[erlang-questions] Re: Conceptual questions on key-value databases for RDBMs users

Richard O'Keefe ok@REDACTED
Wed Nov 10 00:23:50 CET 2010


On 10/11/2010, at 5:01 AM, Edmond Begumisa wrote:

> Another observation...
> 
> I think a lot of it has to do with conceptual difference between SQL-RDBMS and NoSQL/kv-db/free-structure in terms of how both camps view the *role* of the database.

This is precisely how Date and Darwen characterise the difference
between the relational and OO data base camps:

Relational:	Applications come, applications go.  But if anything
		goes wrong with the data, we're out of business.
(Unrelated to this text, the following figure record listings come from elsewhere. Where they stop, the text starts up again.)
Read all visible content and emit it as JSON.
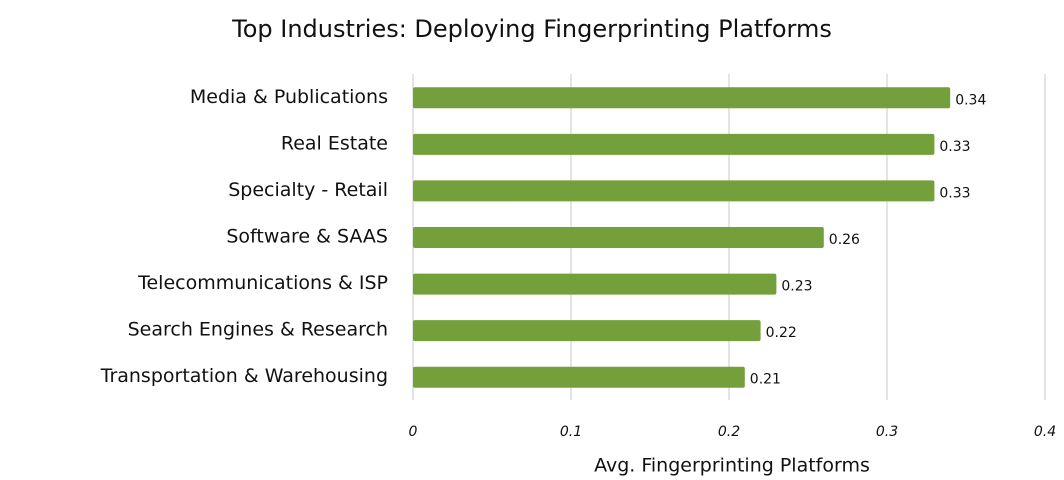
{
  "chart_data": {
    "type": "bar",
    "orientation": "horizontal",
    "title": "Top Industries: Deploying Fingerprinting Platforms",
    "x_label": "Avg. Fingerprinting Platforms",
    "categories": [
      "Media & Publications",
      "Real Estate",
      "Specialty - Retail",
      "Software & SAAS",
      "Telecommunications & ISP",
      "Search Engines & Research",
      "Transportation & Warehousing"
    ],
    "values": [
      0.34,
      0.33,
      0.33,
      0.26,
      0.23,
      0.22,
      0.21
    ],
    "color": "#73a03a",
    "xlim": [
      0,
      0.4
    ],
    "xticks": [
      0,
      0.1,
      0.2,
      0.3,
      0.4
    ],
    "grid": true
  }
}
Object:		Applications are the centre of the universe.
		Databases are just for persistent storage, with
		maybe some indexing.

I'd point out that OO databases have been around for much longer than
the modern set of NoSQL or K-V systems.   Gemstone is still around,
and Magma is pretty cool.  Magma is really easy to use: objects in
the data base materialise in your workspace when you look at them,
modified objects get written back when you commit, and objects become
known to the data base by being reachable from the root object.
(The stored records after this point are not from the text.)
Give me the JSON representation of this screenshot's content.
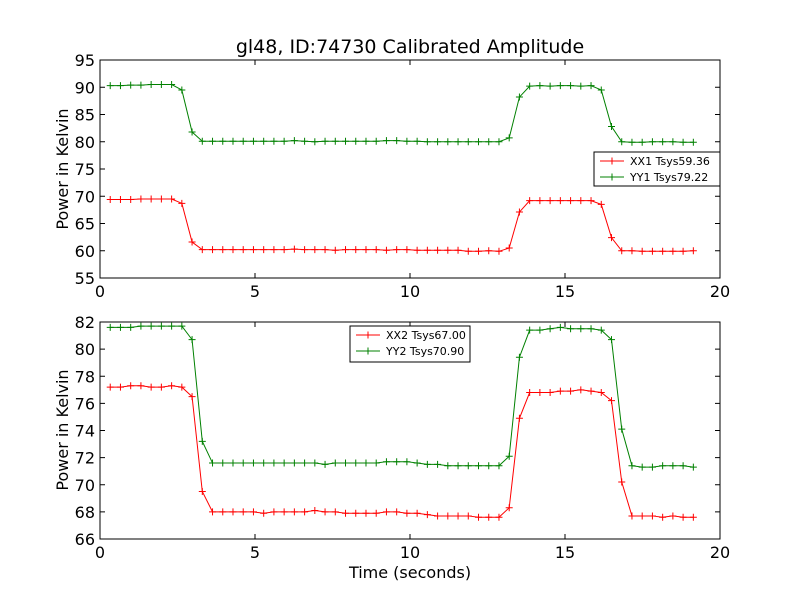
{
  "title": "gl48, ID:74730 Calibrated Amplitude",
  "xlabel": "Time (seconds)",
  "colors": {
    "red": "#ff0000",
    "green": "#008000"
  },
  "chart_data": [
    {
      "type": "line",
      "title": "gl48, ID:74730 Calibrated Amplitude",
      "xlabel": "",
      "ylabel": "Power in Kelvin",
      "xlim": [
        0,
        20
      ],
      "ylim": [
        55,
        95
      ],
      "xticks": [
        0,
        5,
        10,
        15,
        20
      ],
      "yticks": [
        55,
        60,
        65,
        70,
        75,
        80,
        85,
        90,
        95
      ],
      "grid": false,
      "legend_position": "center-right",
      "x": [
        0.33,
        0.66,
        0.99,
        1.32,
        1.65,
        1.98,
        2.31,
        2.64,
        2.97,
        3.3,
        3.63,
        3.96,
        4.29,
        4.62,
        4.95,
        5.28,
        5.61,
        5.94,
        6.27,
        6.6,
        6.93,
        7.26,
        7.59,
        7.92,
        8.25,
        8.58,
        8.91,
        9.24,
        9.57,
        9.9,
        10.23,
        10.56,
        10.89,
        11.22,
        11.55,
        11.88,
        12.21,
        12.54,
        12.87,
        13.2,
        13.53,
        13.86,
        14.19,
        14.52,
        14.85,
        15.18,
        15.51,
        15.84,
        16.17,
        16.5,
        16.83,
        17.16,
        17.49,
        17.82,
        18.15,
        18.48,
        18.81,
        19.14
      ],
      "series": [
        {
          "name": "XX1 Tsys59.36",
          "color": "#ff0000",
          "values": [
            69.4,
            69.4,
            69.4,
            69.5,
            69.5,
            69.5,
            69.5,
            68.7,
            61.6,
            60.2,
            60.2,
            60.2,
            60.2,
            60.2,
            60.2,
            60.2,
            60.2,
            60.2,
            60.3,
            60.2,
            60.2,
            60.2,
            60.1,
            60.2,
            60.2,
            60.2,
            60.2,
            60.1,
            60.2,
            60.2,
            60.1,
            60.1,
            60.1,
            60.1,
            60.1,
            59.9,
            59.9,
            60.0,
            59.9,
            60.5,
            67.1,
            69.2,
            69.2,
            69.2,
            69.2,
            69.2,
            69.2,
            69.2,
            68.5,
            62.4,
            60.0,
            60.0,
            59.9,
            59.9,
            59.9,
            59.9,
            59.9,
            60.0
          ]
        },
        {
          "name": "YY1 Tsys79.22",
          "color": "#008000",
          "values": [
            90.3,
            90.3,
            90.4,
            90.4,
            90.5,
            90.5,
            90.5,
            89.5,
            81.8,
            80.1,
            80.1,
            80.1,
            80.1,
            80.1,
            80.1,
            80.1,
            80.1,
            80.1,
            80.2,
            80.1,
            80.0,
            80.1,
            80.1,
            80.1,
            80.1,
            80.1,
            80.1,
            80.2,
            80.2,
            80.1,
            80.1,
            80.0,
            80.0,
            80.0,
            80.0,
            80.0,
            80.0,
            80.0,
            80.0,
            80.7,
            88.2,
            90.2,
            90.3,
            90.2,
            90.3,
            90.3,
            90.2,
            90.3,
            89.5,
            82.8,
            80.0,
            79.9,
            79.9,
            80.0,
            80.0,
            80.0,
            79.9,
            79.9
          ]
        }
      ]
    },
    {
      "type": "line",
      "title": "",
      "xlabel": "Time (seconds)",
      "ylabel": "Power in Kelvin",
      "xlim": [
        0,
        20
      ],
      "ylim": [
        66,
        82
      ],
      "xticks": [
        0,
        5,
        10,
        15,
        20
      ],
      "yticks": [
        66,
        68,
        70,
        72,
        74,
        76,
        78,
        80,
        82
      ],
      "grid": false,
      "legend_position": "top-center",
      "x": [
        0.33,
        0.66,
        0.99,
        1.32,
        1.65,
        1.98,
        2.31,
        2.64,
        2.97,
        3.3,
        3.63,
        3.96,
        4.29,
        4.62,
        4.95,
        5.28,
        5.61,
        5.94,
        6.27,
        6.6,
        6.93,
        7.26,
        7.59,
        7.92,
        8.25,
        8.58,
        8.91,
        9.24,
        9.57,
        9.9,
        10.23,
        10.56,
        10.89,
        11.22,
        11.55,
        11.88,
        12.21,
        12.54,
        12.87,
        13.2,
        13.53,
        13.86,
        14.19,
        14.52,
        14.85,
        15.18,
        15.51,
        15.84,
        16.17,
        16.5,
        16.83,
        17.16,
        17.49,
        17.82,
        18.15,
        18.48,
        18.81,
        19.14
      ],
      "series": [
        {
          "name": "XX2 Tsys67.00",
          "color": "#ff0000",
          "values": [
            77.2,
            77.2,
            77.3,
            77.3,
            77.2,
            77.2,
            77.3,
            77.2,
            76.5,
            69.5,
            68.0,
            68.0,
            68.0,
            68.0,
            68.0,
            67.9,
            68.0,
            68.0,
            68.0,
            68.0,
            68.1,
            68.0,
            68.0,
            67.9,
            67.9,
            67.9,
            67.9,
            68.0,
            68.0,
            67.9,
            67.9,
            67.8,
            67.7,
            67.7,
            67.7,
            67.7,
            67.6,
            67.6,
            67.6,
            68.3,
            74.9,
            76.8,
            76.8,
            76.8,
            76.9,
            76.9,
            77.0,
            76.9,
            76.8,
            76.2,
            70.2,
            67.7,
            67.7,
            67.7,
            67.6,
            67.7,
            67.6,
            67.6
          ]
        },
        {
          "name": "YY2 Tsys70.90",
          "color": "#008000",
          "values": [
            81.6,
            81.6,
            81.6,
            81.7,
            81.7,
            81.7,
            81.7,
            81.7,
            80.7,
            73.2,
            71.6,
            71.6,
            71.6,
            71.6,
            71.6,
            71.6,
            71.6,
            71.6,
            71.6,
            71.6,
            71.6,
            71.5,
            71.6,
            71.6,
            71.6,
            71.6,
            71.6,
            71.7,
            71.7,
            71.7,
            71.6,
            71.5,
            71.5,
            71.4,
            71.4,
            71.4,
            71.4,
            71.4,
            71.4,
            72.1,
            79.4,
            81.4,
            81.4,
            81.5,
            81.6,
            81.5,
            81.5,
            81.5,
            81.4,
            80.7,
            74.1,
            71.4,
            71.3,
            71.3,
            71.4,
            71.4,
            71.4,
            71.3
          ]
        }
      ]
    }
  ]
}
If what you need is persistent storage for a single application,
and you don't expect the data to outlive the application, a relational
database probably is not for you.

I've known a student write thousands of lines of Java code talking to
an SQL system in order to deal with data that could have been a simple
flat file or two with far better efficiency (all the data would have
fitted comfortably into memory).  I've known another group of students
insist on using SQL for an assignment where the explict point of the
assignment was to develop an in-memory data structure (which for this
application outperformed SQL a thousand-fold).